Dans les forêts gérées, l’évaluation des minima à conserver peut faire référence aux volumes. Ainsi, les volumes de bois morts en forêt naturelle sont estimés varier autour de 132 m3/ha4.
Nous préconisons une à plusieurs zones de réserve intégrale, disposées en triangle, correspondant à 10 % de la surface du massif forestier.
Idéalement, ces zones doivent comporter le plus grand nombre d’arbres morts.
Si les plus belles parties sont réparties différemment, il faut adapter les réseaux afin de conserver la connectivité.
Il est important que ces zones soient déjà riches en arbres sénescents de façon à ce que la faune inféodée irradie dans d’autres parties de la forêt.
2. Îlots de sénescence. Des îlots de sénescence répartis de manière relativement homogène, en rayon, autour de la zone cœur doivent inclure, si possible, tous les sites à vieux arbres et grands arbres, afin que les volumes de bois morts dans les îlots soient les plus hauts possibles dès le départ, idéalement 60 m3/ha.
Toutes les espèces ligneuses doivent être représentées
en bois morts, à tous les diamètres.
Certes, la sélection des îlots doit tenir compte des pertes économiques engendrées. Il convient donc de privilégier les sites de moindre productivité. Des zones de forte productivité devraient cependant y être adjointes car les conditions écologiques sont différentes et ces sites sont déjà pourvus en bois morts.
3. Arbres habitats. Des arbres isolés seront choisis en fonction des habitats qu’ils offrent aux espèces les plus fragiles : les arbres à cavités naturelles ou creusées par les pics, les arbres cassés, fendus, ceux porteurs de belles lianes, d’aires de rapaces ou autres
oiseaux, de gîtes de chauves-souris doivent être privilégiés.
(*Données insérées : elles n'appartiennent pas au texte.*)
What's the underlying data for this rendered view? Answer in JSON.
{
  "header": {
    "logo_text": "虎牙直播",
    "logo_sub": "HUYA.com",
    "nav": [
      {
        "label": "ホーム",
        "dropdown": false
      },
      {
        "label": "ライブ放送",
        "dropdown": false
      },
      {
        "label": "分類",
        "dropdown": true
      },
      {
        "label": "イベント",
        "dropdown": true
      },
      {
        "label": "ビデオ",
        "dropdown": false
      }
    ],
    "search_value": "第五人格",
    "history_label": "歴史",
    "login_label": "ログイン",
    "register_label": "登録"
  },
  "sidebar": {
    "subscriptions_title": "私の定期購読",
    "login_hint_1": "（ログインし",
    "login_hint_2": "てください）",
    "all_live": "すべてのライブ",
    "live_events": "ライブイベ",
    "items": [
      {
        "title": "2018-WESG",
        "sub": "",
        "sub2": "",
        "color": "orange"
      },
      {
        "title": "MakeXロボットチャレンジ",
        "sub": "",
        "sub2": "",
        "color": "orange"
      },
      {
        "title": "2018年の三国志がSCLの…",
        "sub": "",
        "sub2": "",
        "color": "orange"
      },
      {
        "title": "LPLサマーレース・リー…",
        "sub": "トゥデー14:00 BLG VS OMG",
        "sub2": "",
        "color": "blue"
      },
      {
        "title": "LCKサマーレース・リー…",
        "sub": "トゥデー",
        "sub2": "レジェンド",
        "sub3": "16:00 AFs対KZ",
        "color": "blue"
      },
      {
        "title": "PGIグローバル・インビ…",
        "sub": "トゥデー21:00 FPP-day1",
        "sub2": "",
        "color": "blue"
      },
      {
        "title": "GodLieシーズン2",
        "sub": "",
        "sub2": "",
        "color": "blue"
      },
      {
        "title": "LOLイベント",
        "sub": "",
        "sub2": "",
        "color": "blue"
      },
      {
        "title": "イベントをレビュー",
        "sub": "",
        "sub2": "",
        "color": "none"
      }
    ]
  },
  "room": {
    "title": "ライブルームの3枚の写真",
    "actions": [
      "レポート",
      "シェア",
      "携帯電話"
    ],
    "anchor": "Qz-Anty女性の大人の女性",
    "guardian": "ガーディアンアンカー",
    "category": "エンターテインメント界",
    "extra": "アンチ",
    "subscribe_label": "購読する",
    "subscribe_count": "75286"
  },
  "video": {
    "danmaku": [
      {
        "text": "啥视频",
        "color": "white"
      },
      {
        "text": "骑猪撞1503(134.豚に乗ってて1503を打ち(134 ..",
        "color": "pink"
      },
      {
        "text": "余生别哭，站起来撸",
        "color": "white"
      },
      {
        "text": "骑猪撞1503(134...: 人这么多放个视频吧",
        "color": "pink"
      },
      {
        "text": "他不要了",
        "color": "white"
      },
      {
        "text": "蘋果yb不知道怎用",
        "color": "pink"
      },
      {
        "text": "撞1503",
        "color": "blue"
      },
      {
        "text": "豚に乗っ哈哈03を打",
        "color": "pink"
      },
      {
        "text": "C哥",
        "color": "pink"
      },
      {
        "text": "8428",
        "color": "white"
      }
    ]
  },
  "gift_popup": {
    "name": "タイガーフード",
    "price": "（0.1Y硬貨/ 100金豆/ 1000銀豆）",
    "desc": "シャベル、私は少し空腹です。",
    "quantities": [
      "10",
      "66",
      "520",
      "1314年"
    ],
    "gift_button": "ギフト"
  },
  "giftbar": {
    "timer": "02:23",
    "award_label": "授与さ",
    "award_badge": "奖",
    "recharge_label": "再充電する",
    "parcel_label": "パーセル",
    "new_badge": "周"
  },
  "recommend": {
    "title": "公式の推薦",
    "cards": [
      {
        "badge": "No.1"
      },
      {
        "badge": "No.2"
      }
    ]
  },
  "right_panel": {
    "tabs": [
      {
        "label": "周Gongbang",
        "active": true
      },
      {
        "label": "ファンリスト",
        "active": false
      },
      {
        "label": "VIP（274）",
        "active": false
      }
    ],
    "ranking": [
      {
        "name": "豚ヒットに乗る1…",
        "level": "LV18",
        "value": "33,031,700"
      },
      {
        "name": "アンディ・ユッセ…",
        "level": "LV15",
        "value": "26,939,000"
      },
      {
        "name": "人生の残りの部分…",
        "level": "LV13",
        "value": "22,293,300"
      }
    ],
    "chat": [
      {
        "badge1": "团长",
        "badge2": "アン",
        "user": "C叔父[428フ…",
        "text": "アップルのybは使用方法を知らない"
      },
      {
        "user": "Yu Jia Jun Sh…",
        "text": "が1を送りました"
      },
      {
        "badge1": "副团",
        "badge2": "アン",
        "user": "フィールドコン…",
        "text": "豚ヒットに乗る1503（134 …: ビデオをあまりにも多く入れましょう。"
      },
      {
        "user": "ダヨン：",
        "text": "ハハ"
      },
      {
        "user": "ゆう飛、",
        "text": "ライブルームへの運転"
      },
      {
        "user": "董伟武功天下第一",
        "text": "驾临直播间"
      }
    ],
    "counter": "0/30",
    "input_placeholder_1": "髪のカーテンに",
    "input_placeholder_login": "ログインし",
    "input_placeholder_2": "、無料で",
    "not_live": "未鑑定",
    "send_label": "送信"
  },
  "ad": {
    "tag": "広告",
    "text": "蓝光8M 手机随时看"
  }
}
Il est important de conserver toutes les espèces ligneuses natives, des pionniers aux dryades. Des chablis isolés peuvent être respectés, de même que les branches tombées naturellement à terre.
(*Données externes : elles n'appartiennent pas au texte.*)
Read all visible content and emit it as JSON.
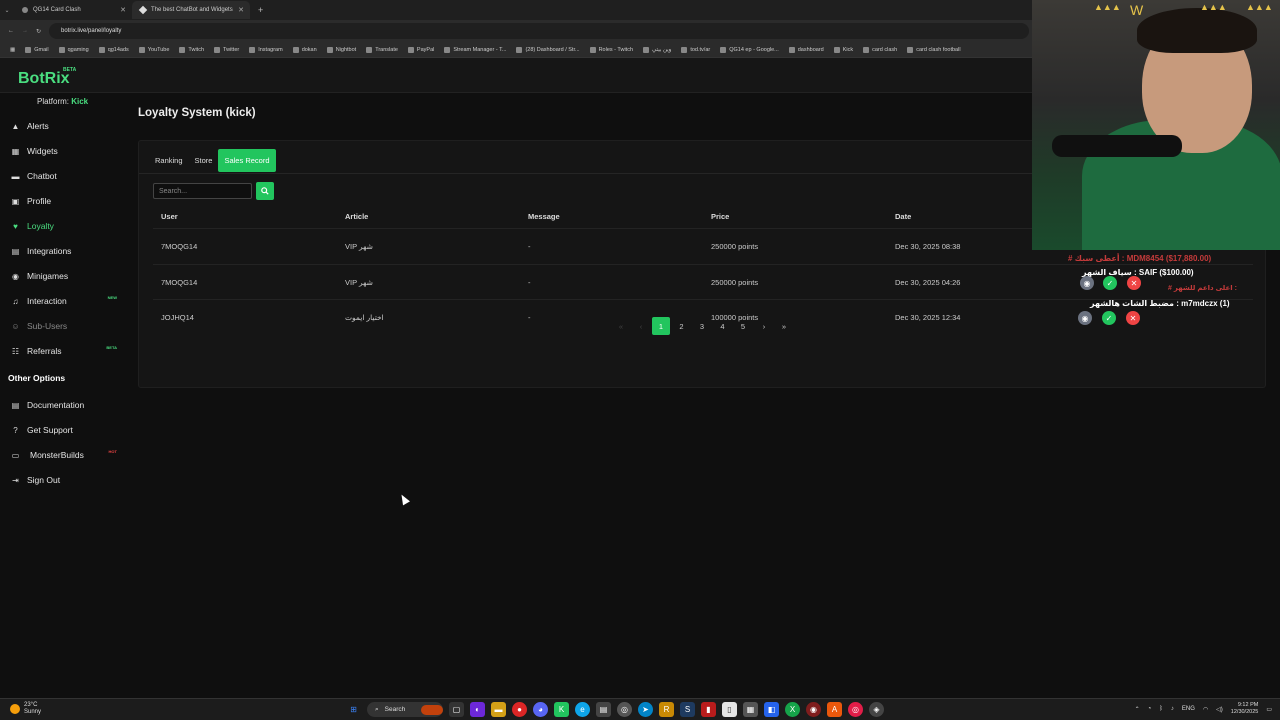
{
  "browser": {
    "tabs": [
      {
        "label": "QG14 Card Clash",
        "active": false
      },
      {
        "label": "The best ChatBot and Widgets",
        "active": true
      }
    ],
    "url": "botrix.live/panel/loyalty",
    "bookmarks": [
      "Gmail",
      "qgaming",
      "qg14ads",
      "YouTube",
      "Twitch",
      "Twitter",
      "Instagram",
      "dokan",
      "Nightbot",
      "Translate",
      "PayPal",
      "Stream Manager - T...",
      "(28) Dashboard / Str...",
      "Roles - Twitch",
      "وين بيتي",
      "tod.tv/ar",
      "QG14 ep - Google...",
      "dashboard",
      "Kick",
      "card clash",
      "card clash football"
    ]
  },
  "app": {
    "logo": "BotRix",
    "logo_badge": "BETA",
    "platform_label": "Platform: ",
    "platform_value": "Kick"
  },
  "sidebar": {
    "items": [
      {
        "label": "Alerts",
        "icon": "warning-icon"
      },
      {
        "label": "Widgets",
        "icon": "widgets-icon"
      },
      {
        "label": "Chatbot",
        "icon": "chat-icon"
      },
      {
        "label": "Profile",
        "icon": "profile-icon"
      },
      {
        "label": "Loyalty",
        "icon": "heart-icon",
        "active": true
      },
      {
        "label": "Integrations",
        "icon": "integrations-icon"
      },
      {
        "label": "Minigames",
        "icon": "gamepad-icon"
      },
      {
        "label": "Interaction",
        "icon": "music-icon",
        "badge": "NEW"
      },
      {
        "label": "Sub-Users",
        "icon": "users-icon",
        "muted": true
      },
      {
        "label": "Referrals",
        "icon": "referrals-icon",
        "badge": "BETA"
      }
    ],
    "other_title": "Other Options",
    "other_items": [
      {
        "label": "Documentation",
        "icon": "book-icon"
      },
      {
        "label": "Get Support",
        "icon": "help-icon"
      },
      {
        "label": "MonsterBuilds",
        "icon": "laptop-icon",
        "badge": "HOT"
      },
      {
        "label": "Sign Out",
        "icon": "signout-icon"
      }
    ]
  },
  "main": {
    "title": "Loyalty System (kick)",
    "tabs": [
      "Ranking",
      "Store",
      "Sales Record"
    ],
    "active_tab": "Sales Record",
    "search_placeholder": "Search...",
    "columns": [
      "User",
      "Article",
      "Message",
      "Price",
      "Date"
    ],
    "rows": [
      {
        "user": "7MOQG14",
        "article": "VIP شهر",
        "message": "-",
        "price": "250000 points",
        "date": "Dec 30, 2025 08:38"
      },
      {
        "user": "7MOQG14",
        "article": "VIP شهر",
        "message": "-",
        "price": "250000 points",
        "date": "Dec 30, 2025 04:26"
      },
      {
        "user": "JOJHQ14",
        "article": "اختيار ايموت",
        "message": "-",
        "price": "100000 points",
        "date": "Dec 30, 2025 12:34"
      }
    ],
    "pagination": {
      "first": "«",
      "prev": "‹",
      "pages": [
        "1",
        "2",
        "3",
        "4",
        "5"
      ],
      "current": "1",
      "next": "›",
      "last": "»"
    }
  },
  "overlay": {
    "lines": [
      {
        "text": "# أعطى سبك : MDM8454 ($17,880.00)",
        "style": "red"
      },
      {
        "text": "سياف الشهر : SAIF ($100.00)",
        "style": "white"
      },
      {
        "text": "# اعلى داعم للشهر :",
        "style": "red"
      },
      {
        "text": "مضبط الشات هالشهر : m7mdczx (1)",
        "style": "white"
      }
    ]
  },
  "taskbar": {
    "temp": "23°C",
    "weather": "Sunny",
    "search_label": "Search",
    "lang": "ENG",
    "time": "9:12 PM",
    "date": "12/30/2025"
  },
  "colors": {
    "accent": "#22c55e",
    "brand": "#4ade80",
    "bg": "#0f0f0f"
  }
}
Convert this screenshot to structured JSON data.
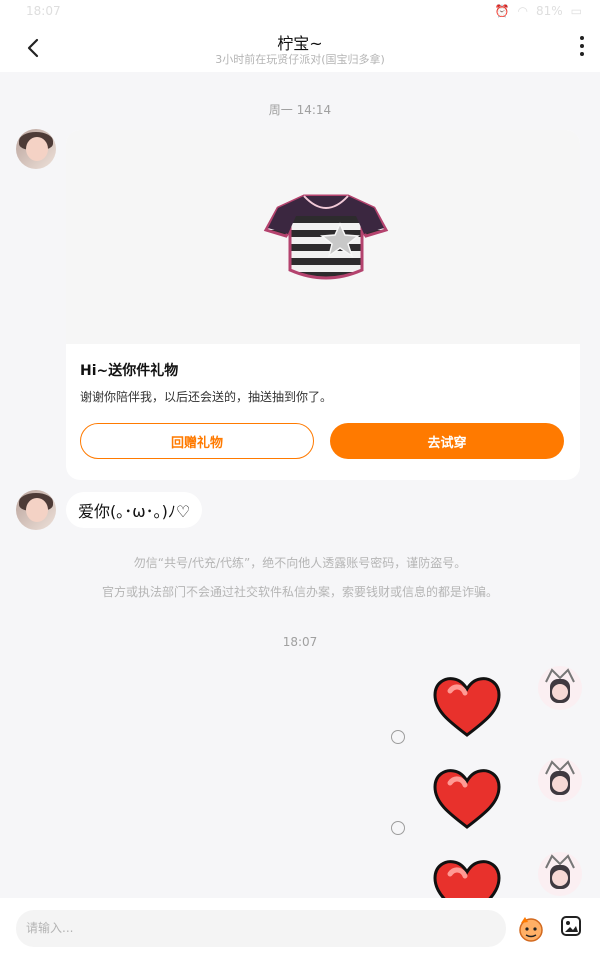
{
  "status_bar": {
    "time": "18:07",
    "battery": "81%"
  },
  "header": {
    "title": "柠宝~",
    "subtitle": "3小时前在玩贤仔派对(国宝归多拿)"
  },
  "messages": [
    {
      "time": "周一 14:14"
    },
    {
      "gift_card": {
        "title": "Hi~送你件礼物",
        "description": "谢谢你陪伴我，以后还会送的，抽送抽到你了。",
        "button_return": "回赠礼物",
        "button_try": "去试穿"
      }
    },
    {
      "text": "爱你(｡･ω･｡)ﾉ♡"
    },
    {
      "notices": [
        "勿信“共号/代充/代练”，绝不向他人透露账号密码，谨防盗号。",
        "官方或执法部门不会通过社交软件私信办案，索要钱财或信息的都是诈骗。"
      ]
    },
    {
      "time": "18:07"
    }
  ],
  "input": {
    "placeholder": "请输入..."
  },
  "icons": {
    "back": "chevron-left-icon",
    "more": "more-vertical-icon",
    "emoji": "emoji-icon",
    "image": "image-icon",
    "heart": "heart-icon"
  },
  "colors": {
    "accent": "#ff7a00",
    "heart": "#e8312c",
    "background": "#f6f6f8"
  }
}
4. Trame de bois morts. En quelques décennies, il devrait y avoir une trame de bois morts à composition taxonomique différente de celle des arbres vivants, incluant des arbres de tous volumes et tous les degrés de décomposition. La présence de bois morts de grand volume est, rappelons-le, indispensable pour de nombreuses espèces saproxyliques et pour la faune du sol associé. Il faut donc conserver tous ceux qui sont déjà présents, et en priorité toutes les zones qui possèdent des gros arbres vivants. Le choix de zones jeunes, en zones ouvertes ou en plantations serrées, ne doit être fait que de manière accessoire. Jamais au détriment de zones à gros bois, zones refuges de la faune saproxylique.
Équilibres faunistiques.
Mis à mal depuis des siècles, les équilibres faunistiques ont été partiellement restaurés par la réintroduction puis l’expansion des ongulés sauvages. S’il est à regretter que des introductions d’espèces exotiques (mouflon, daim) aient été réalisées conjointement, il est vrai que les cervidés doivent être abondants en forêt. Ils sont nécessaires au retour du loup et au maintien du lynx.
Par ailleurs, l’affouragement pour les cerfs et l’agrainage pour le sanglier nuisent au bon équilibre forestier ; la chasse aux carnivores (martre, renard, loup, lynx) est tout aussi nuisible.
Tous les acteurs de la nature doivent plaider pour que soient acceptés tous les animaux forestiers.
Les forêts s’avèrent parfois très diversifiées, les protéger intégralement sur plusieurs milliers d’hectares (ce qui n’empêche pas que l’on exploite raisonnablement le reste) permet d’envisager de retrouver des forêts anciennes dans moins de deux cents ans.
Ne laissons pas passer la «chance » de la déprise agricole actuelle. Selon les modèles prédictifs de Keenleysid et Turker (2010), les surfaces abandonnées par l’agriculture pourraient être de l’ordre de 9 250 km2 en 2020.
Les espaces forestiers français sont menacés. Ces propositions pourraient amener à renverser la tendance.
1. Mangenot dans Oldeman, 1989. • 2. Forêt où les peuplements sont composés d’arbres ayant moins de vingt ans d’écart entre eux. Ces forêts sont le plus souvent composées d’une espèce très dominante. • 3. L’hétérotrophie est la nécessité pour un organisme vivant de se nourrir de constituants organiques préexistants. • 4. Variations entre 50 et 200 m3/ha.